I have 2 quite well-insulated out building shops. One is 12 X 30 (a re-purposed hen house) that is heated by a Jotul "cigar burner" wood stove.  Mounted overhead (not directly above) is a squirrel-cage blower from a house-sized gas furnace.  I mounted a simple throttle plate that swivels on the intake to vary the out flow over the stove. The mounting bracket lets me swivel it to direct heat around the shop.  In the heat of summer it  has a nice cooling effect.

The other shop is a part of a pole building that has a propane gas furnace.  Being 16 X 26 with a pitched ceiling form 9 to 10 feet, the furnace will take the area from 0 deg. to shirt sleeve  comfort in less to half of an hour. The machines, however don't get as comfortable as quickly.  A mid-sized overhead fan distributes the rising heat.

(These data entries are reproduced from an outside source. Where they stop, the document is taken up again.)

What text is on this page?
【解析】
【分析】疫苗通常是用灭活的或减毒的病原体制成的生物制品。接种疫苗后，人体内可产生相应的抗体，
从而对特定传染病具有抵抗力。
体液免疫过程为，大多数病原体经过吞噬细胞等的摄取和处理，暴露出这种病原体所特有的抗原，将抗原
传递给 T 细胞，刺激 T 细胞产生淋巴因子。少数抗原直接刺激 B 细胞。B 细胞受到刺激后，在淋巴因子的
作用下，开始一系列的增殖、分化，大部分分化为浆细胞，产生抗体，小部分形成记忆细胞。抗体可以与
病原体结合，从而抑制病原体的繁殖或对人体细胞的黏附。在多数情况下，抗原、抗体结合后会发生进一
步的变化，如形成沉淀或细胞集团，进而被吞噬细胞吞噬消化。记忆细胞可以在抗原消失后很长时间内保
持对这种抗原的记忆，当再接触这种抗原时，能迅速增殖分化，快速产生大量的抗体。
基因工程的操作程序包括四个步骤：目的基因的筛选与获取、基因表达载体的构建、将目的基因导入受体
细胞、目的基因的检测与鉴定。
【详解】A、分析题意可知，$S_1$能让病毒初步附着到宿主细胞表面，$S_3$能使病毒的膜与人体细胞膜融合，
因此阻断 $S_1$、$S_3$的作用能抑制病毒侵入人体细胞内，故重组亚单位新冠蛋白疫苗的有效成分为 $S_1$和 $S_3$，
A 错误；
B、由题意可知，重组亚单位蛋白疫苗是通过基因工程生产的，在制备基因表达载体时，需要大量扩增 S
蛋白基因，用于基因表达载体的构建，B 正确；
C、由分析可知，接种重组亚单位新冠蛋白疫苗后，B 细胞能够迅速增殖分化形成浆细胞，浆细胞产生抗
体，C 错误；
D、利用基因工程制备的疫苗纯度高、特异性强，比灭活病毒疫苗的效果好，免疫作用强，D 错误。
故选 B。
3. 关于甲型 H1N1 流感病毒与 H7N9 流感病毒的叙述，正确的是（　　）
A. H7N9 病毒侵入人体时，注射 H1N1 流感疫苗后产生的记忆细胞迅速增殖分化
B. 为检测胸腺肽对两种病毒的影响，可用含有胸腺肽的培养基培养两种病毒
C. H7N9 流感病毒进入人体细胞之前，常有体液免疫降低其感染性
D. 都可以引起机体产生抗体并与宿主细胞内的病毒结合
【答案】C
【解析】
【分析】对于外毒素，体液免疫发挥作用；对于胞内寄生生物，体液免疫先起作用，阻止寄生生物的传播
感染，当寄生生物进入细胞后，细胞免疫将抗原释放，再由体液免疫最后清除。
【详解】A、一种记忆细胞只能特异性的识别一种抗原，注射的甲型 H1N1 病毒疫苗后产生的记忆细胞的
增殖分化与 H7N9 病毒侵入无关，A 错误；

On a historical note, in my  youth (mid 1950's), I knew a machinist who had built an accurate 3/4 scale J.I. Case steam tractor.  He ran most of his then antique equipment with flat belts and jack shafting on the ceiling. In the winter months he, would maintain a fire in the boiler (vented outside) to heat the shop, and would power the jack shafting with the tractor power takeoff. Interesting enough, he  had a separate pole building with a sawmill and 3 phase power.  More interesting was that he did not have a telephone.